Denis Villeneuve Thinks Christopher Nolan Is A 'Master,' Doesn't Consider Himself On That Level

Christopher Nolan was arguably the quintessential filmmaker of the 2000s, but if there's any filmmaker who could give him a run for his money in the 2010s and 2020s, it's "Dune" director Denis Villeneuve. With thrillers and sci-fi epics like "Prisoners," "Enemy," "Sicario," "Arrival," and "Blade Runner," Villeneuve has established himself as one of the most exciting new auteurs to come along in the last decade or so. However, while fans might enjoy debating the merits of Villeneuve versus Nolan, Villeneuve himself doesn't see himself as a director who's in the same league as Nolan. Not yet, anyway.

In an interview this week, The Hollywood Reporter asked Villeneuve how he felt about him and Nolan being "mentioned in the same sentence as two of our greatest living filmmakers." Villeneuve replied, "I will say that I'm a massive fan of Nolan's work. He's a master, but I don't consider myself at the same level." He continued:

"It's not false humility, and I must be careful with what I'm saying here. It's just that I like to think that I'm still learning my craft and that every movie is a learning experience. If one day I feel that I'm in control and that I've totally mastered the tools, then maybe I could be called a master, but it's not the case right now. I'm learning too much. (Laughs.) I think that Chris is a contemporary master, and each time he raises the bar so high. So ... it's a beautiful compliment to be associated with a filmmaker of that caliber, but I don't listen to that, frankly."

Villeneuve vs.
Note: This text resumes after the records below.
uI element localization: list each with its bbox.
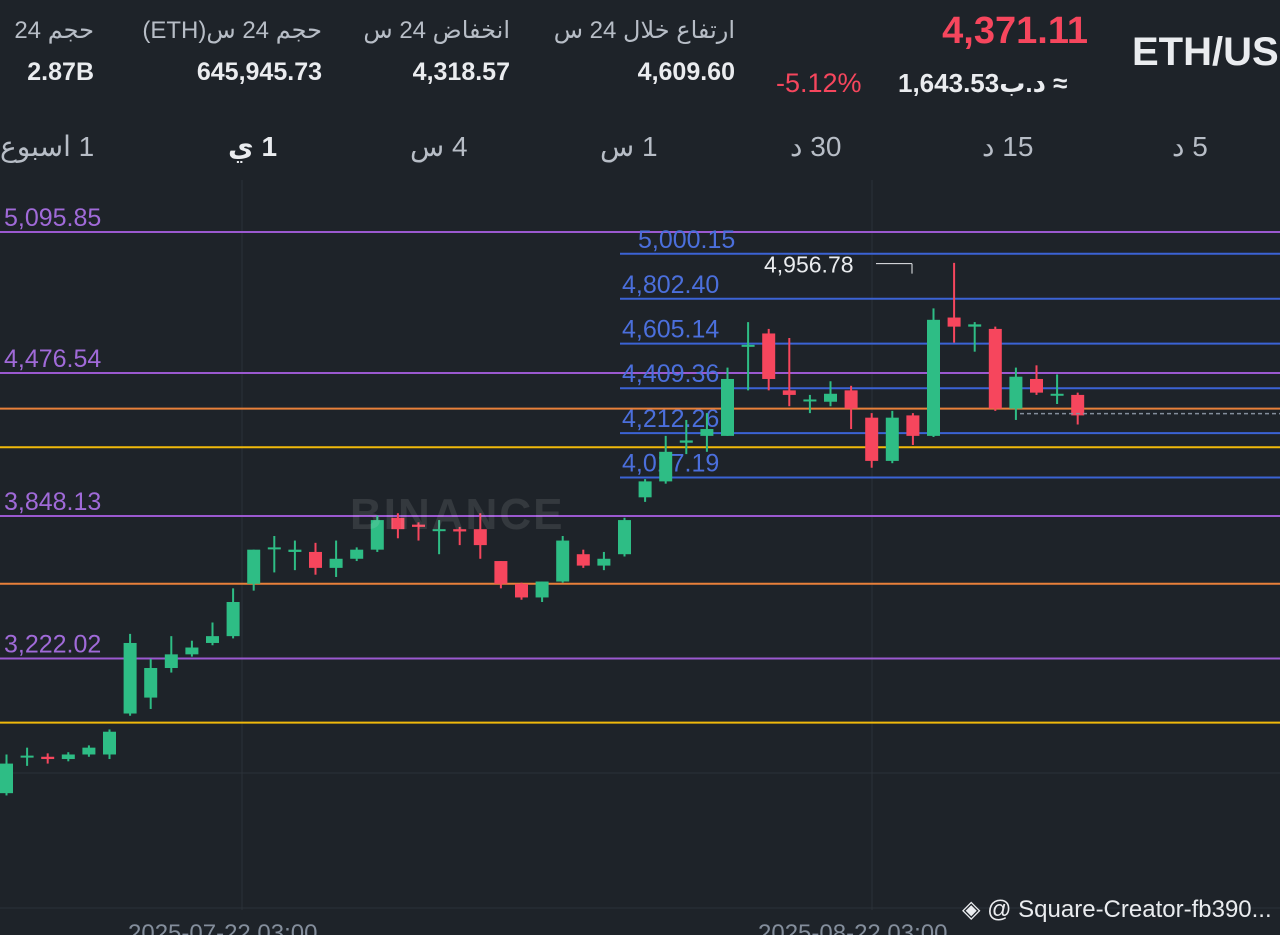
candle-down: [1071, 394, 1085, 416]
candle-up: [1050, 393, 1064, 396]
candle-up: [659, 451, 673, 482]
level-label: 4,409.36: [622, 360, 719, 388]
candle-up: [329, 558, 343, 568]
tab-1w[interactable]: 1 اسبوع: [0, 131, 95, 162]
candle-down: [453, 529, 467, 532]
level-label: 4,476.54: [4, 345, 101, 373]
level-label: 5,000.15: [638, 226, 735, 254]
candle-up: [432, 529, 446, 532]
level-label: 3,848.13: [4, 488, 101, 516]
last-price: 4,371.11: [942, 10, 1088, 52]
candle-up: [370, 520, 384, 550]
stat-high-24h-value: 4,609.60: [637, 58, 735, 86]
candle-up: [927, 319, 940, 436]
candle-down: [494, 561, 508, 584]
stat-volume-eth-value: 645,945.73: [196, 58, 322, 86]
pair-title: ETH/US: [1132, 30, 1279, 74]
level-label: 4,605.14: [622, 316, 719, 344]
candle-down: [865, 417, 879, 461]
candle-down: [41, 756, 55, 760]
candle-up: [597, 558, 611, 566]
candle-up: [968, 324, 982, 327]
tab-5m[interactable]: 5 د: [1172, 131, 1208, 162]
candle-up: [103, 731, 116, 755]
stat-high-24h-label: ارتفاع خلال 24 س: [553, 17, 735, 44]
candle-up: [288, 549, 302, 552]
level-label: 4,802.40: [622, 271, 719, 299]
candle-up: [144, 668, 158, 698]
candle-up: [618, 520, 631, 555]
x-axis-date-2: 2025-08-22 03:00: [758, 920, 948, 935]
candle-up: [556, 540, 570, 582]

Nolan: Choose Your Money Horse

Villeneuve, who is French Canadian, made several French-language films like "Incendies" before crossing over into English features in 2013 with "Prisoners." In his filmography, he did a bit more revving up than Nolan before he had his big breakthrough. Nolan first got started with the black-and-white indie feature "Following" in 1998, but the innovative structure of his sophomore effort, "Memento," became such a touchstone for turn-of-the-millennium filmmaking that, by comparison, his career looks like an overnight success. Then, of course, there was his stewardship of Batman on film and everything that followed after that.

"Dune Part Two" is scheduled for 2023, and at that point, we'll be able to look back at the full ten-year run Villeneuve has had, from "Prisoners" to "Dune Part Two." If you stack up the seven movies he'll have made during that time, and compare them to Nolan's six-movie run from "Memento" to "Inception" from 2000 to 2010, I wonder who will stand triumphant in the eyes of cinephiles as the more masterful filmmaker?

Naturally, it's all relative, and this would discount later films Nolan made like "Dunkirk," but it's always fun to entertain such fan debates. Since Villeneuve had a later start than Nolan, maybe he'll always be a little behind, or maybe we can settle for calling them both contemporary masters and leave it at that.